Em pronunciamento, Bolsonaro afirmou que a matéria dá segurança jurídica ao gestor das ações de emergência e teve o aval dos presidentes do Senado, Davi Alcolumbre (DEM-AP), e da Câmara, Rodrigo Maia (DEM-RJ). Alcolumbre não compareceu após ter recebido resultado positivo para a doença. Maia comandava votação na Câmara do decreto de calamidade pública, mas antes havia avisado que não iria ao Planalto apenas para tirar uma foto, apesar de ter elogiado a mudança de tom no Planalto.

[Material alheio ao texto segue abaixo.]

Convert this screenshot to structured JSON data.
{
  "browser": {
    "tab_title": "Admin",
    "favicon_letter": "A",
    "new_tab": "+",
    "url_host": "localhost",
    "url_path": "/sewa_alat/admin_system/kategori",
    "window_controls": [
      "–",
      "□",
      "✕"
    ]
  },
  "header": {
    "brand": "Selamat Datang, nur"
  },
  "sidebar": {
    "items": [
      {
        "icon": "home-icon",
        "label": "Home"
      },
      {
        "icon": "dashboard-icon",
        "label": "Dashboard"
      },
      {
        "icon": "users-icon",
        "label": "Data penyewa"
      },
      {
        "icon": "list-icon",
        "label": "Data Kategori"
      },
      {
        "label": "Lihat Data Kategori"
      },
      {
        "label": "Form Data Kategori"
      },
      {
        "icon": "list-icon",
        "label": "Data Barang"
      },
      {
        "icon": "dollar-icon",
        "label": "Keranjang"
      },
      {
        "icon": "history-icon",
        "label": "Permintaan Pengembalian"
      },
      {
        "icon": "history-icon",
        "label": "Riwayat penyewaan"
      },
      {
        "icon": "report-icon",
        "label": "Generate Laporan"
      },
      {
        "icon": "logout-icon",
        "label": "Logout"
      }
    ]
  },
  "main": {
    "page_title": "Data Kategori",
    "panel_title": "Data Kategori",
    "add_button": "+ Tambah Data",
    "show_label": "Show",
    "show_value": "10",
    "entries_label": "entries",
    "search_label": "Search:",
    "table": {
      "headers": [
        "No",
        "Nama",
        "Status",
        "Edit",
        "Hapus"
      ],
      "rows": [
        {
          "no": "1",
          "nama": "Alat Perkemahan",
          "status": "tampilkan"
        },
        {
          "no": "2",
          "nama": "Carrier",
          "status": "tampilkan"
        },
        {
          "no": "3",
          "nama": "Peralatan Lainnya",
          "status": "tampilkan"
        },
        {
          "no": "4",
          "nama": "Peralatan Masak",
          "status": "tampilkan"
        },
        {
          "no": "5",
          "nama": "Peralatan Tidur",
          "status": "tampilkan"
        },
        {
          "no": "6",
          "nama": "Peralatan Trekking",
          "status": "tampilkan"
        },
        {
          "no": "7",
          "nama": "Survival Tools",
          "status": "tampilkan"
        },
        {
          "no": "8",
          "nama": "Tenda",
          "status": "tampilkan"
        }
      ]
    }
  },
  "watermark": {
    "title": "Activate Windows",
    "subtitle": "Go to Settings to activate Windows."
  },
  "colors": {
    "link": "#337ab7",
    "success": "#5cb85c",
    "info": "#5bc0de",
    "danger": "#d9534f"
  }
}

— Acho que hoje pela primeira vez a gente tenha visto uma foto na qual a sociedade pode falar: “Agora sim começaram a se preocupar com a vida das pessoas”, e essa deve ser a preocupação de todos nós no Poderes Executivo, Legislativo e Judiciário —afirmou Maia.

MEDIDAS ECONÔMICAS

As medidas mais concretas anunciadas vieram da equipe econômica. O ministro Paulo Guedes informou que haverá a distribuição de um voucher no valor de R$ 200 a trabalhadores informais de baixa renda tem um custo estimado de R$ 15 bilhões, equivalente à metade do que é gasto anualmente com o Bolsa Família, programa que, como anunciado, terá o caixa reforçado. Sem dar detalhes, Guedes também revelou haver um estudo para que o governo assuma parte do salário de funcionários de micro e pequenas empresas.

O ministro da Infraestrutura, Tarcísio de Freitas, tratou das questões relativas ao setor aéreo. Uma Medida Provisória vai permitir às empresas adiar em um ano o reembolso devido a passageiros que cancelarem as viagens. Os clientes, por sua vez, ficarão livres de multas contratuais por desistir da viagem. As empresas também poderão mudar o prazo de pagamento de tarifas, enquanto as concessionárias poderão deixar para dezembro o pagamento de outorgas, sem multas.